Add to CalendarAmerica/New_YorkNeuroLunch: Max Heinrich (Bear Lab) & Lukas Vogelsang (Sinha Lab)10/21/2024 12:00 pm10/21/2024 1:00 pmBuilding 46,3310
October 21, 2024
12:00 pm - 1:00 pm
Location
Building 46,3310
    Description

    Speaker: Maxwell John Heinrich (Bear Lab)

    Title: The persistent sodium current underlies spontaneous, steady-state activity of layer 5 pyramidal neurons in the mouse visual cortical slice

    Abstract: The mouse cortical slice is characteristically silent in the presence of traditional artificial cerebral spinal fluid (aCSF), exhibiting essentially no spontaneous activity across layers. Traditional aCSF contains significantly higher concentrations of calcium and magnesium ions than observed physiologically. Perfusion of mouse visual cortical slices with a more physiologic aCSF containing lower concentrations of these divalent cations drives action potentials in a subset of layer 5 pyramidal neurons in the absence of ionotropic synaptic transmission. Whole-cell experiments demonstrate that reducing extracellular divalence enhances the intrinsic excitability of layer 5 pyramidal neurons by hyperpolarizing the voltage-dependence of persistent sodium current (INaP) activation.
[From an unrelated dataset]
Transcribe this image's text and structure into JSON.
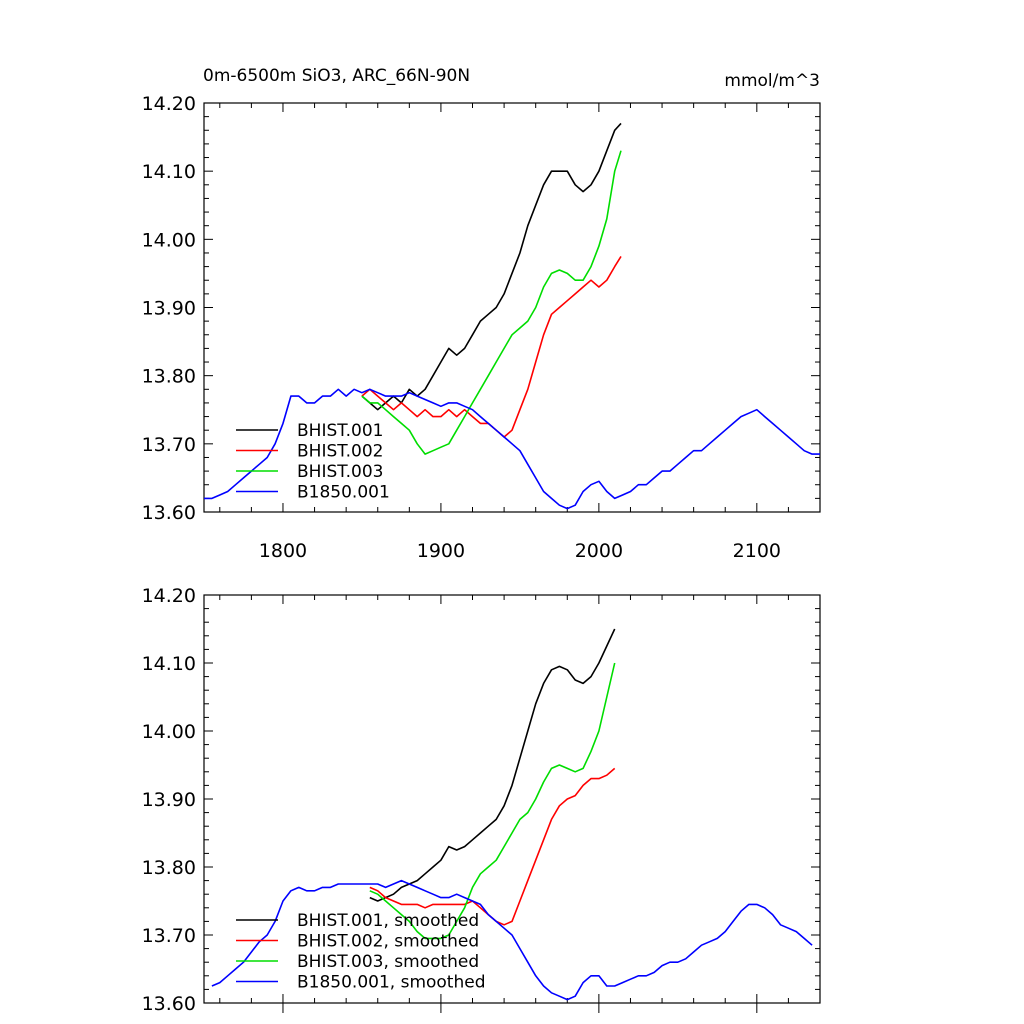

Steady-state current-voltage (IV) curves used to measure INaP reveal a zero-slope peak, indicative of the point at which outward currents are overcome by INaP-mediated inward currents. In spontaneously active neurons, this zero-slope peak lies close to or below the zero-current line, indicating an unstable resting potential. Phase diagram analysis derived from steady-state IV curves predicts membrane potential bistability in the absence of action potential dynamics, explaining the experimentally observed ‘jump’ that brings the voltage of the neuron from stable potentials to the spike threshold during sparse spontaneous activity. Stability analysis further predicts the equivalence between the zero-slope peak current and the rheobase current, the minimum steady current required to generate an action potential, confirming the hypothesis that steady activation of layer 5 pyramidal neurons is governed by the competition between steady-state inward and outward currents.

    Speaker: Lukas Vogelsang (Sinha Lab)

    Title: Butterfly effects in perceptual development: On the functional significance of degraded sensory experience early in life

    Abstract: Human perceptual development unfolds in a stereotypical temporal manner. Visual inputs, for instance, are initially strongly degraded and improve in quality over the first months or years of life. These initially degraded inputs have traditionally been considered to represent ‘limitations’ imposed by constraints of the developing neural system. We propose, however, that they may, in fact, be adaptive and facilitate the acquisition of important representations and processing strategies that subserve robust perception later in life. This proposal is supported by joint experimental and computational findings that we recently published – notably in the domains of visual acuity and color vision. Experimental evidence derives from studies of children born blind and treated for their blindness late in life. In stark contrast to neonates, these children commence their visual experience with a remarkably mature perceptual system and, therefore, effectively skip the initial period of degraded vision. Examinations of their perceptual profiles revealed marked recognition deficits in generalization to color-reduced or color-shifted images, as well as poor performance on tasks relying on extended spatial integration. Results of computational simulations with deep neural networks suggest that these deficits can be accounted for by the children’s lack of initially degraded inputs. Specifically, training with developmentally-inspired stimulus progressions from poor to rich led to strong generalization in the above tasks, whereas training on exclusively high-quality, low-quality, or high-to-low-quality inputs did not. These results have implications for understanding normal visual development, help account for some of the deficits reported in individuals who underwent atypical developmental trajectories, and provide inspiration for more robust training procedures for computational model systems. Together with results from the domain of prenatal hearing, they also point to a potentially broader developmental phenomenon transcending the visual domain.